母さんに車で海岸まで送ってもらい、荷物をおろして道路の上から砂浜を見下ろすと、溢れんばかりの人、人、人……


微妙に田舎なこの街も、年に一度のこのシーズンばかりは大勢の人々で賑わう。


駐車場は何処も満車。


海岸通りの道路は路肩に停めてある車と、行き交う車で渋滞を引き起こす。


地元民にとっては大変迷惑な話だけど、その恩恵に預かっていることも確かで、夏限定の海の家や、海沿いのホテルや民宿等は何処も満杯。


夏限定のにわか観光地と化す。


「スゲー人…パラソル立てれるかな?」


うちから持ってきたパラソルを肩に担いで呟く拓也に奏が。


「ごめんね…拓也君、私が寝坊しちゃったから…もっと早くに来てたらこんなにまで人は多くなかったかも…」

「へ?…、そんなつもりで言ったんじゃないよ、かなちゃん、パラソルなんて、立てないなら立てなくてもてもいいんだから、早く下行こう♪」

「場所は、多分あいつ等が確保してる筈…」


石段を降りながら俺が俺がそう言うと。


「奏さんっ!」

「はいっ!…って、え?…コースケ君?」


俺なんかには見向きもしないで、砂浜を奏目掛けてコースケが駆け寄ってきた。


「お久しぶりです。
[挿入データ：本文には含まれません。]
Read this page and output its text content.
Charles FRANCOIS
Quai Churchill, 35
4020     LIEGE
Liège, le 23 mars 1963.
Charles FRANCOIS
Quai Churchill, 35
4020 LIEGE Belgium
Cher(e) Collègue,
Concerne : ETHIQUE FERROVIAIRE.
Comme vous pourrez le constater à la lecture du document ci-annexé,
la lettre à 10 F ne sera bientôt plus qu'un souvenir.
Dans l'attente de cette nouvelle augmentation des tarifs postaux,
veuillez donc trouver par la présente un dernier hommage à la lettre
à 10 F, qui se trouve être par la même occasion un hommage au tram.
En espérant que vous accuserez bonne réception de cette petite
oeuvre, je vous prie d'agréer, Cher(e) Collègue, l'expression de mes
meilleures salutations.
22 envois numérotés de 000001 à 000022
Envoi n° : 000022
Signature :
奏さん」

「ホント、久しぶり、今日練習は?」

「今日の練習はビーチバレーです!」

「…はい?」


リョータは奏の前までやって来るとボールを指先でクルクルと回してみせた。


俺はそんなコースケの額にデコピン。


「イテッ!…なにするんすか、先輩のデコピン痛すぎ!」


大袈裟に痛がり額を押さえるコースケ。


「あほ。練習休ませてもらって、ビーチバレーで遊んでるだけだろが」

「バスケ部のみんなも来てるの?」

「はいっ、先輩達の為に場所取りしてあります。あの…そっちの可愛い二人組も先輩のツレ?」


コースケは俺の肩越しに後ろの拓也と美樹を指差す。